A Saint-Sauveur, dans le Nord Finistère, des sans-papiers portent plainte pour "traite d'être humain" contre leur ancien employeur. Ils dénoncent des heures impayées et surtout la promesse d'une régularisation jamais tenue. L'ex-patron de cette société agro-alimentaire dément les accusations.
L'accusation est lourde de sens : "traite d'être humain". Trois des 17 salariés en situation irrégulière rapportent tous à peu près le même témoignage. C'est avec le soutien de l'Union locale de la CGT de Morlaix qu'ils ont donc décidé de dénoncer leur conditions de travail.
"Il nous a promis des papiers"
Parmi eux Kévin et Désiré, deux Mauriciens arrivés en France en 2017 pour travailler. Ils étaient employés par la Société Prestavic, spécialisée dans les prestations de ramassage de volailles, basée à Saint-Sauveur dans le Finistère et mise en liquidation judiciaire le 15 décembre dernier.
Embauchés sans papiers et sans contrat de travail, ils dénoncent aujourd'hui leur employeur. D'une part, pour les conditions de travail abusives. D'autre part, pour une demande de régularisation que l'employeur n'a jamais réalisée.
Il nous a promis qu'il allait nous donner nos papiers, qu'il allait faire les démarches à la préfecture... à chaque fois qu'on y va, il n'y a rien.
Des fois, quand on allait travailler de nuit chez un éleveur, on n'avait même pas de quoi se changer, il fait froid puis on tombe malade puis on reste à la maison et il nous "gueule dessus" ! On devait être présent chaque jour.
"Un énorme moyen de pression"
Sur les 23 salariés de l'entreprise, ils étaient 17 en situation irrégulière. La CGT de Morlaix les accompagne face à l'employeur. "C'était un énorme moyen de pression qu'il avait pour les garder sous sa coupe, explique Nadine Châtelain, responsable juridique de l'union locale CGT. Ils attendaient leur papiers avec impatience. Alors que ces salariés étaient venus en France pour cela".

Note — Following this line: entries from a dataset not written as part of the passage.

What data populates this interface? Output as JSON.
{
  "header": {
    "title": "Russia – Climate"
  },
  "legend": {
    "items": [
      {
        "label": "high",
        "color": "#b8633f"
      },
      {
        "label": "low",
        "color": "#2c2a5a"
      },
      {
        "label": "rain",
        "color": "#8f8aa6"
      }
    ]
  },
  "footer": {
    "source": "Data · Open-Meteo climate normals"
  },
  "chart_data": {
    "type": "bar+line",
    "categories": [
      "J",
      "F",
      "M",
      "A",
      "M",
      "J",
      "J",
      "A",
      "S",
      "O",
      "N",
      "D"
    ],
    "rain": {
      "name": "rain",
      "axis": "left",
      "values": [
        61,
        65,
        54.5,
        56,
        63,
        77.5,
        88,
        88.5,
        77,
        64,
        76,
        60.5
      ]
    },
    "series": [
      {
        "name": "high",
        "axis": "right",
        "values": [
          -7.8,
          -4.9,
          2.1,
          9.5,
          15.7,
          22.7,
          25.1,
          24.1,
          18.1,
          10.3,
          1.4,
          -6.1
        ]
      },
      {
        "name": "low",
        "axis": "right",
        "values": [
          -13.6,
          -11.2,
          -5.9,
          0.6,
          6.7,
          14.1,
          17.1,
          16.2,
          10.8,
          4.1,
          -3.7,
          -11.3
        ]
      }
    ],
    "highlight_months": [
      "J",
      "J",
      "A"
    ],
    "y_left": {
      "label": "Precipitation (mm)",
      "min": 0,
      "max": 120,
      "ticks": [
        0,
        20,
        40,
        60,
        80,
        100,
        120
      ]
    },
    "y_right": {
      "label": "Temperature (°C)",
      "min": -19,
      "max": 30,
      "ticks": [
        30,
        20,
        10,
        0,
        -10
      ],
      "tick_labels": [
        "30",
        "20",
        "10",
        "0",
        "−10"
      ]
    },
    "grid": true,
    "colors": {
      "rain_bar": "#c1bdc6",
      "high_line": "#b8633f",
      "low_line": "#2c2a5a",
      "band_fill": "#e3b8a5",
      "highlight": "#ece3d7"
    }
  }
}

L'Inspection du travail a lancé une instruction. A noter que, confronté à un manque de main d'oeuvre, une entreprise a le droit d'embaucher des personnes sans-papiers, sur autorisation de la préfecture. Mais la démarche n'a pas été faite.
Face aux accusations de ces ex-salariés, le gérant de la société se défend. "Quand vous avez 17 personnes qui se mettent contre vous et disent tous la même chose, je comprends très bien que je puisse passer pour un esclavagiste, indique Marc Szambelan, mais c'est n'est pas de cette façon là que je les employais. J'ai toujours eu de bonnes relations avec eux. J'ai omis de faire cette déclaration à la préfecture, d'accord, mais qu'on ne vienne pas me dire que je les ai menacés".
Le conseil des prud'hommes devra se prononcer sur les conditions de travail. Et c'est via le tribunal d'instance que la question de l'esclavagisme pourrait ensuite être jugée.